İki! Günlerle Bozmak’ta, her kitapta benimsediği bir tutumla, yine geçmişe / kendine rağmen kendini aşma güdüsüyle hareket ediyor. İfşa etmeye ifşa etmeyle yanıt vermeyi seçerek, en gizli saklısını zengin sözcük haznesinin olanaklarını adeta Pandora’nın kutusu gibi ortalığa saçarak, “inat için yanlışlık ekleyerek” (1), kadının reddiyesini Günlerle Bozmak kitabına gelene kadar hiç olmadığı kadar konuşkan / anlatıcı / hatip bir yerden okuyarak dile getiriyor. Tüylüoğlu’nun şiirlerdeki konuşkanlığını, kitap bütününde, tekniği temaya eklemlenmiş bir uzuv / aygıt / öge olarak kullanması, kitabın temalarına katkı sağlayan bir ek tema gibi sivriltmesini, çok önemli buluyorum. Kitaptaki bir diğer önemli unsur da çağın kötücül sesine yakın bir mahalde konuşlanmış olması. Şair, içinde bulunduğumuz hakikat -sonrası- çağ diye adlandırılma cüreti gösterilen zaman diliminde, her distopya anlatımının aynı zamanda gizli bir ütopya da içerdiğinin farkındalığıyla, o gizli umutla, fakat çok daha sert, çok daha direngen, çok daha karanlık, hatta yer yer narsisist bir öfkenin sergilendiği bir dille, gerçeğin dağlarına çıkıyor ve gerçekliği, en katı / en filtresiz hâliyle sunuyor. Şairaneliği, şiir dilini örseleyip şöyle diyor mesela: içime birkaç adım daha attım / sonra karanlığımdan ürktüm / ürktüm çirkinliğinden onların” (2). Aslıhan Tüylüoğlu, geçmişten günümüze, cadı olarak yaftalanıp yakılan, öldürülen, şiddet gören, hakarete uğrayan, aldatılan, ötelenen, ikinci sınıf muamelesi gören, hakları verilmeyen herkesin, özellikle de kadınların sesi olarak, tarihe şerh düşüyor.

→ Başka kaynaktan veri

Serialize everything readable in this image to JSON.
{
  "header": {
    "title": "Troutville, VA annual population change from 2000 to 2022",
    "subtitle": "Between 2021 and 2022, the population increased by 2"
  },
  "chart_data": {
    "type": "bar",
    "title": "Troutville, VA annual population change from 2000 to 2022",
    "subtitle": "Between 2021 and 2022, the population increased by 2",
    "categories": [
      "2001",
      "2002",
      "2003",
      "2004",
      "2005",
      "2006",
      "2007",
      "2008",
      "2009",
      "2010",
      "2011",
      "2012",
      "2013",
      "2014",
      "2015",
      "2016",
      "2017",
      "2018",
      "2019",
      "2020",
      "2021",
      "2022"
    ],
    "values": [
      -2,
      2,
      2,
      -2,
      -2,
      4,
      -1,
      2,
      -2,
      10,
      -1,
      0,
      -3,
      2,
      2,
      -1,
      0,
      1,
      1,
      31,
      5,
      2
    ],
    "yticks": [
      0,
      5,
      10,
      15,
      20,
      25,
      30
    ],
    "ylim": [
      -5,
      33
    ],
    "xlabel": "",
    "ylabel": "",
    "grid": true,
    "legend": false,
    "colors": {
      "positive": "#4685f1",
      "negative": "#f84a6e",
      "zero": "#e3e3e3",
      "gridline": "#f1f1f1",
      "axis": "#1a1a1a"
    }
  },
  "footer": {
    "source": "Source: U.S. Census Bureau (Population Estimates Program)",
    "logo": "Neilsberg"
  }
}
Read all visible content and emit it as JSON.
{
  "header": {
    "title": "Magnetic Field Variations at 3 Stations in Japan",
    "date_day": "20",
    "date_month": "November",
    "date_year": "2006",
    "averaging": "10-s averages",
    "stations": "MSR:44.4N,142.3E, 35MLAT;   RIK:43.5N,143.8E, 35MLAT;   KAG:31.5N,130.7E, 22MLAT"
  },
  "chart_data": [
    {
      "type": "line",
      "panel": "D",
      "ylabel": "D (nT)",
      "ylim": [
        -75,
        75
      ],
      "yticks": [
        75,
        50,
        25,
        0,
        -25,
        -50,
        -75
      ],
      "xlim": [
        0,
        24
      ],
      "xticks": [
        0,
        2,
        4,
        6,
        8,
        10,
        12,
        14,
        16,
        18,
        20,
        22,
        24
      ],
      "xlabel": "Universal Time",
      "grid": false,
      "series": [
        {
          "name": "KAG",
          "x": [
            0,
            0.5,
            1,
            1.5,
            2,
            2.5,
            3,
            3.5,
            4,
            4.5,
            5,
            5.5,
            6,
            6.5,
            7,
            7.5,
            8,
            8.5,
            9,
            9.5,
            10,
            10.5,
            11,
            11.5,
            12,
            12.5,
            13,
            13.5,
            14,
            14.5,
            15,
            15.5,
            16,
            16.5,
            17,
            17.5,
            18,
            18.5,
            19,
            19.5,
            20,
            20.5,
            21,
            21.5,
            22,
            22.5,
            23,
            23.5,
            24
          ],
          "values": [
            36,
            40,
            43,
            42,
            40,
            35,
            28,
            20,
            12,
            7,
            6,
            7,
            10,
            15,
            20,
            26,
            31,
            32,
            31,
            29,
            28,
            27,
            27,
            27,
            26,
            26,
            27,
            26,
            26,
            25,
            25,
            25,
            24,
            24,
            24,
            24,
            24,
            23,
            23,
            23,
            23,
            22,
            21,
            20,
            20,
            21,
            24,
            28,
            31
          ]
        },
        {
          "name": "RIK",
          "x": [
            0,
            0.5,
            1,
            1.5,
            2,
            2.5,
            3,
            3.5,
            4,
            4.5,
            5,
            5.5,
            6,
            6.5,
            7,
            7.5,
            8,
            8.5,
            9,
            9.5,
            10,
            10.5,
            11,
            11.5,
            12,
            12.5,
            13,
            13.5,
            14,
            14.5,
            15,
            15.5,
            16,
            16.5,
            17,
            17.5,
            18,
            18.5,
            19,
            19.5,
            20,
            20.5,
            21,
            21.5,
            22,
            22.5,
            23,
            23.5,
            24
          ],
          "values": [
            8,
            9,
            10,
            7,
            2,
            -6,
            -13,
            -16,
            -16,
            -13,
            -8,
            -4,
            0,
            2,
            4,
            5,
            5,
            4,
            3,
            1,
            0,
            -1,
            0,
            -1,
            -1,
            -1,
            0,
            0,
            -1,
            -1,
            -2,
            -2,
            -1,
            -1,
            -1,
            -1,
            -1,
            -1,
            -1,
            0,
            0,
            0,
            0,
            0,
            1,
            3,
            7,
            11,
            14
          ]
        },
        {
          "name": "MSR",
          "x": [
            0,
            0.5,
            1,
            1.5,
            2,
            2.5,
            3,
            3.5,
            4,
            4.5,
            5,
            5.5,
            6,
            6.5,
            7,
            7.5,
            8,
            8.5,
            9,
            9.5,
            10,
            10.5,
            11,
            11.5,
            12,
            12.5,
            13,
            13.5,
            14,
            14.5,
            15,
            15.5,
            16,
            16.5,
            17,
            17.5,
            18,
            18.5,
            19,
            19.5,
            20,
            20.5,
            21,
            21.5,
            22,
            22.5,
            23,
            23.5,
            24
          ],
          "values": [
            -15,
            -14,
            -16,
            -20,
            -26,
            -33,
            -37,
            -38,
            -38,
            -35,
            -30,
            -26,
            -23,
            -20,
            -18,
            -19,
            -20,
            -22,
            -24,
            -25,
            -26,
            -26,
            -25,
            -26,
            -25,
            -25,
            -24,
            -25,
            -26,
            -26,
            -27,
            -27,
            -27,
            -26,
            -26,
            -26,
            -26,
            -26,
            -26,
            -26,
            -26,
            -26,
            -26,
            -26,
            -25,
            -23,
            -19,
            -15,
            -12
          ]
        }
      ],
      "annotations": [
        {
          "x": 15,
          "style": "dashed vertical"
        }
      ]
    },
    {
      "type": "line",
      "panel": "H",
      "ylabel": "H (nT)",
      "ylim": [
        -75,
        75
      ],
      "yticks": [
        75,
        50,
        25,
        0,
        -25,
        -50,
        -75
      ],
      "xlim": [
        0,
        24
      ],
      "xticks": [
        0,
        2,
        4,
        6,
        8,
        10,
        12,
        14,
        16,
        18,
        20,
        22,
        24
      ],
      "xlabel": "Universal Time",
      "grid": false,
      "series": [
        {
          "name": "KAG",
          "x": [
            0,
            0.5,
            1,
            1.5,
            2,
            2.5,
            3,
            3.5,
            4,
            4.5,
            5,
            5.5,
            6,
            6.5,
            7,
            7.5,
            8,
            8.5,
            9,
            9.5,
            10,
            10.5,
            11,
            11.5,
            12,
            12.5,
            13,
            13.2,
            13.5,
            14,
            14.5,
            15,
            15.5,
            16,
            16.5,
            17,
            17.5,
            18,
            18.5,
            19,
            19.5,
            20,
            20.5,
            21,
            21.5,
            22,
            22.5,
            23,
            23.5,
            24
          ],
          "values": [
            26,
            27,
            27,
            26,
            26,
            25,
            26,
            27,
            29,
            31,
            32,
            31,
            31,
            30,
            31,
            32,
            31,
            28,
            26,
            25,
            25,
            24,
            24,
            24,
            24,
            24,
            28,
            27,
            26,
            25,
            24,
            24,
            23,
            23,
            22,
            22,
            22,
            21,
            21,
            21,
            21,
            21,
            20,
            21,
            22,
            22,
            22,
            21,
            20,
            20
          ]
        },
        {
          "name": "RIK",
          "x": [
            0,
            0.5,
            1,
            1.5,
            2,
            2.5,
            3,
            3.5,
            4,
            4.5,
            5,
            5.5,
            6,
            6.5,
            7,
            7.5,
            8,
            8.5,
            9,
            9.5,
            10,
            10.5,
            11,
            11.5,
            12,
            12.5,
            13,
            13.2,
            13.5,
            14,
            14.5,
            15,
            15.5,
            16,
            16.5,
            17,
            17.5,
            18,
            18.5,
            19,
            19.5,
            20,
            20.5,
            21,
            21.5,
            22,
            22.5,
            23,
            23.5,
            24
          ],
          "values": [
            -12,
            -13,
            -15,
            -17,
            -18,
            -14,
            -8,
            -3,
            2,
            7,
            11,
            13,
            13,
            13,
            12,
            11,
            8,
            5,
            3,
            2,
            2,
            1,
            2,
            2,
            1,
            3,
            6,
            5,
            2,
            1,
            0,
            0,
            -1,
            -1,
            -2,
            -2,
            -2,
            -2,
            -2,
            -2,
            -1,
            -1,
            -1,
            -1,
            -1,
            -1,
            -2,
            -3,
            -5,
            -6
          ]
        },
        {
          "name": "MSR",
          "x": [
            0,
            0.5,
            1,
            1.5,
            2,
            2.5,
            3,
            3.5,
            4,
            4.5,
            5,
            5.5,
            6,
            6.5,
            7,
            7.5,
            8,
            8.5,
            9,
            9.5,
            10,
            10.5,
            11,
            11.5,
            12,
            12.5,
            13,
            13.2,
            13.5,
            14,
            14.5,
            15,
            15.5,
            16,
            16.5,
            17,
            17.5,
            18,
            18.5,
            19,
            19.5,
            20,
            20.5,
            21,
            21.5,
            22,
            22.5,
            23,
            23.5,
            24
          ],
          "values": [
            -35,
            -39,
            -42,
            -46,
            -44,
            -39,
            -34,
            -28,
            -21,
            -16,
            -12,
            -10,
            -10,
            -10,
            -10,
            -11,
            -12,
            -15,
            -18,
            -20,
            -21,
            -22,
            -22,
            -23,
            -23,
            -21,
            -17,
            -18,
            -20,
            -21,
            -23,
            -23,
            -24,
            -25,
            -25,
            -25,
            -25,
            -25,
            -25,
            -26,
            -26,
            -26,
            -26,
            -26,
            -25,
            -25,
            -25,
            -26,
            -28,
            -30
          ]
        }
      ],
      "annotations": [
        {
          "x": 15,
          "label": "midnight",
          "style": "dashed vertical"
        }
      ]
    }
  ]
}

Üç! Altıncı şiir kitabı Günlerle Bozmak da dâhil, bütün şiir kitaplarını incelediğimizde; gezegenin, tecrübe edilen ortak dertlerin, birkaç katı fazla şiddette hissedildiği bir noktasında, şiirine çalışan bir şair olarak Aslıhan Tüylüoğlu’nun, mekânın/coğrafyanın sorumluluğunu fazlasıyla üstlendiğini görüyoruz. Keskin bir gözlem ve sezgi gücüyle, şiir dilinden ödün vermeden yansıtıyor bu sorumluluk duygusunun sonuçlarını şiirine. Kimi zaman kendinden yola çıktığının ipuçlarını barındıran şair-özneyi odağa alarak, deneyimlerinden süzülenlerle orada olup özne olarak aslında asla orada olmayarak, kimi zaman da farklı farklı seslerle konuşan şiir özneleri aracılığıyla, çoğunlukla, kitabın bütün katmanlarını içine alan, homojen ve eleştirel bir üslubu tercih ediyor: “Uyku, / ölümle kardeşliğin sağaltıyor. / Karar, / onu almak için orada duruyor / Keskin bir kılıç, yanından yöresinden geçiyorum. / Soyunduğum su ısınıyor durmadan” (3).
Heraklitos, “Pek çok insanın konuştuğunu duydum, fakat anlamanın diğer tüm bilgilerden farklı olduğunu fark eden hiç kimse yok.” der. Tüylüoğlu’nda o anlama ve farkında olma hâli var işte.
***
En başa dönecek olursak, evet, şiir yazmak sorumluluk gerektirir, hem de ağır sorumluluk. Bu türden sorumlulukları kaldıramıyorsanız, şiir yazmayın. Dost kalem Aslıhan Tüylüoğlu, şiir yazmanın gerektirdiği o şair sorumluluğunu en incelikli, en yetkin, en yüksek raddede üstleniyor ve iyi ki yazıyor.
_____
ALINTILAR
Aslıhan Tüylüoğlu, “Günlerle Bozmak”, Yıldız Tozu, 1. Basım: İstanbul, Haziran 2021:
(1) Tuzruhu isimli şiirden: “Biraz da yanlışlık ekledim inat için”; s. 12.
(2) Zehir isimli şiirden alıntı; s. 31.
(3) Güncelerden isimli şiirden alıntı; s. 55.